Tiga bulan sudah aku tidak bertemu dengan kak Yasa secara langsung. Aku kembali ke perpustakaan, tempat di mana kak Yasa mengungkapkan perasaannya. Tujuanku tidak untuk mengenang kejadian yang tinggal kenangan itu, tetapi aku memang ingin mengobati rindu untuk bertemu dengan aksara-aksara yang lebih mendamaikan hatiku ini.
Aku menuju ke arah rak kesusastraan. Di mana banyak novel lokal maupun terjemahan berjejeran dan beberapa karya antologi puisi milik tokoh sastrawan nasional.
"Hari ini aku mau baca novel kali ya, sebagai relaksasi karena rumus-rumus fisika tadi," gumamku lirih.

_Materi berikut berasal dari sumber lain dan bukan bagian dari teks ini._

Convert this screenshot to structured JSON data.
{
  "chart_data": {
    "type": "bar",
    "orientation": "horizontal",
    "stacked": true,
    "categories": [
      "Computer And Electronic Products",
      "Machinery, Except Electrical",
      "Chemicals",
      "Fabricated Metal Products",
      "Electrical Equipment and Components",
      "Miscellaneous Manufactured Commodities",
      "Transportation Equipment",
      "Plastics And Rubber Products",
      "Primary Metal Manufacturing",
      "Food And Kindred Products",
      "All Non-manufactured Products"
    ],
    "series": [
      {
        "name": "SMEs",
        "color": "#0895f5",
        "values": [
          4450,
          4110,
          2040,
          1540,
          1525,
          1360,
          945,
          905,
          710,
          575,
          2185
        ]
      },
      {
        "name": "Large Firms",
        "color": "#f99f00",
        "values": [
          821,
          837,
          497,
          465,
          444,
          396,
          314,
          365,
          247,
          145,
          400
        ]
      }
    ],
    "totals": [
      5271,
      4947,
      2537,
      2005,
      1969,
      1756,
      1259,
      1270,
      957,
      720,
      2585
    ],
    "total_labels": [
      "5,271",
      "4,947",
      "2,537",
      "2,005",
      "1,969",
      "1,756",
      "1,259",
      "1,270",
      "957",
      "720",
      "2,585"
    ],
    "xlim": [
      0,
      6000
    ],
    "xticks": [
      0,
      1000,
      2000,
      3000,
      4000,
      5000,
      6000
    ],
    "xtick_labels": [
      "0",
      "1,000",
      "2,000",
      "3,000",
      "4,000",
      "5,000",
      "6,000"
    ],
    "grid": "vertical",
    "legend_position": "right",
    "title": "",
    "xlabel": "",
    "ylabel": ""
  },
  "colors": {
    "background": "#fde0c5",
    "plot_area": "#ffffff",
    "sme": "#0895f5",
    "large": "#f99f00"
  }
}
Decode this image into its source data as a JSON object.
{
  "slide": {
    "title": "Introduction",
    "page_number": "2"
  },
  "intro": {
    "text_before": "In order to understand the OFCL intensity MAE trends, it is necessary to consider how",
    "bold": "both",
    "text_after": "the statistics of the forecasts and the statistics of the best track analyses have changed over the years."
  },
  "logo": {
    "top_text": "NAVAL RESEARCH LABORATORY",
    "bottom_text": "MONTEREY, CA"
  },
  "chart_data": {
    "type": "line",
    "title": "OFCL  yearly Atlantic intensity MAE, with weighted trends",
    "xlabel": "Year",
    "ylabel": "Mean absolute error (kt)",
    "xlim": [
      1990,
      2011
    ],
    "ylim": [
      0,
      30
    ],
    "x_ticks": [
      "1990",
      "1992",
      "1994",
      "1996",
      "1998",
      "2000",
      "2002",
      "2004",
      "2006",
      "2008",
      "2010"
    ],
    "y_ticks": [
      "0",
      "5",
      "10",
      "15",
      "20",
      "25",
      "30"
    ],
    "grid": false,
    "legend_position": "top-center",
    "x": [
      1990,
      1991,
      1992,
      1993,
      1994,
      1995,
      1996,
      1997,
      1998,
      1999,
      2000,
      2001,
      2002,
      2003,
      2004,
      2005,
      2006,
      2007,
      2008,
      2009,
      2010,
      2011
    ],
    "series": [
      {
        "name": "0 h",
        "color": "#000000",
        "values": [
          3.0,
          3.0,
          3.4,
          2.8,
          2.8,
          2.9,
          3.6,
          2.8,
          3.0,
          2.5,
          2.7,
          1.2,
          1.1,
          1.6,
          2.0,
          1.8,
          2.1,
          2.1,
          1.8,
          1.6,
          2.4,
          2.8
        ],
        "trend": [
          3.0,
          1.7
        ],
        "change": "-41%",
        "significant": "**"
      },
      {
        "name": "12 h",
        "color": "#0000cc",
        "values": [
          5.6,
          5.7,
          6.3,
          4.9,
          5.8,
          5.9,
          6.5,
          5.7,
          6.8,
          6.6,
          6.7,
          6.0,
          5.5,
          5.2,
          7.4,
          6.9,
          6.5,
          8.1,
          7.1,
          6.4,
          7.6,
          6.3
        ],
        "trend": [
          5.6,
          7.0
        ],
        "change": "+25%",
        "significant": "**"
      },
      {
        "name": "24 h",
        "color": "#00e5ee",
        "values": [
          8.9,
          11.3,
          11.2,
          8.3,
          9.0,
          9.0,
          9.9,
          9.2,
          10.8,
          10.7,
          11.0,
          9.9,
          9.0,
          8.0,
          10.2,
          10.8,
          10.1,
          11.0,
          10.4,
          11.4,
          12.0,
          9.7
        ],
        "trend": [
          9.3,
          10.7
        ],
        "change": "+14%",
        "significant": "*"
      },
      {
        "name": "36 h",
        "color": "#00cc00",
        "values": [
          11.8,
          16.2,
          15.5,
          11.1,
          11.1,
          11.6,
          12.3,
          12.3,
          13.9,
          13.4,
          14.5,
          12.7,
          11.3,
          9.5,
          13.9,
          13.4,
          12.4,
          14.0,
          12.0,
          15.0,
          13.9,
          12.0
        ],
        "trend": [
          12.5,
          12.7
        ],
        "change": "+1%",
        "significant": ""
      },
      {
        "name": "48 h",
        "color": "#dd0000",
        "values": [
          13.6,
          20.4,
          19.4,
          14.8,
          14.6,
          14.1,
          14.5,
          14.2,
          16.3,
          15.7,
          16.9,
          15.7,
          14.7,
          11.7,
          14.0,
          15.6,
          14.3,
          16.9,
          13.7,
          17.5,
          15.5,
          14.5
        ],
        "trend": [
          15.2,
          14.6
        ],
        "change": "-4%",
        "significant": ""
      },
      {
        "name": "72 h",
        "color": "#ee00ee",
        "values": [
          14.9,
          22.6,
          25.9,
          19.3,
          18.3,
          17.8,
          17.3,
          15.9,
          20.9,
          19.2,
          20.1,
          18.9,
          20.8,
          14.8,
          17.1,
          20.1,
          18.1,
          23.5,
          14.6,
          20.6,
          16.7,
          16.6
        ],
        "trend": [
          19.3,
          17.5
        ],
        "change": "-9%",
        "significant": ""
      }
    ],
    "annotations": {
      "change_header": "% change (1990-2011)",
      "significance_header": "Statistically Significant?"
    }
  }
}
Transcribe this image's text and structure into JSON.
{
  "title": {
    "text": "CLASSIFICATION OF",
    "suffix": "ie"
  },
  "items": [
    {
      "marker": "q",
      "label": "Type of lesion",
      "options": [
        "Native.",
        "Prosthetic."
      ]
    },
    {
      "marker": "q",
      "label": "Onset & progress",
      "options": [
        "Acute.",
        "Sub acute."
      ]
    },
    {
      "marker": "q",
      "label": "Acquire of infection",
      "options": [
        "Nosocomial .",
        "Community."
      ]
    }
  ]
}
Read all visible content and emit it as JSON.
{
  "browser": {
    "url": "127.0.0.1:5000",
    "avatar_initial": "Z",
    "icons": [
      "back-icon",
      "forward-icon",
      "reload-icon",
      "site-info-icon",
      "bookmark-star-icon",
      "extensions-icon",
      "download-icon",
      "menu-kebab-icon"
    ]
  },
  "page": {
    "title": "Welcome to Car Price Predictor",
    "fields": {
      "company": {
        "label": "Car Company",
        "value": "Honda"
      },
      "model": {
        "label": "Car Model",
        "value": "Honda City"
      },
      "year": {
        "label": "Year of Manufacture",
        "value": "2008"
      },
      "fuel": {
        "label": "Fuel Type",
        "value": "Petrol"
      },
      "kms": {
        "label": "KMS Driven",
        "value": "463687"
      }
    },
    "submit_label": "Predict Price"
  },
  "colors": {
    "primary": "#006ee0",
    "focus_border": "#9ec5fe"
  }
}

Aku menemukan sebuah novel yang bersampul elegan, tertulis sebuah judul 'Hujan Bulan Juni' karya bapak Sapardi Djoko Damono. Berwarna krem dan abu-abu yang sangat tepat, terkesan klasik hingga membuatku menjadi tertarik.
Aku meraihnya, mungkin buku yang kuambil telah berpamitan dengan teman-temannya untuk menemani waktuku dan menjamu rasa di reading area.
Aku pun duduk dan menghabiskan waktu untuk membaca isi novel tersebut. Awal kubuka, di bab satu masih belum paham dengan bahasanya.
"Penyair adalah pembaca pertama puisinya sendiri," celetukku mengeja sebuah kalimat akhir tepat pada halaman ketiga tersebut.
Wow! Rupanya bapak Sapardi ini seorang sastrawan ya. Eh maksudku, di dalam tokoh tersebut yaitu Sarwono yang sangat ingin membaca puisinya dengan dimuat di dalam koran.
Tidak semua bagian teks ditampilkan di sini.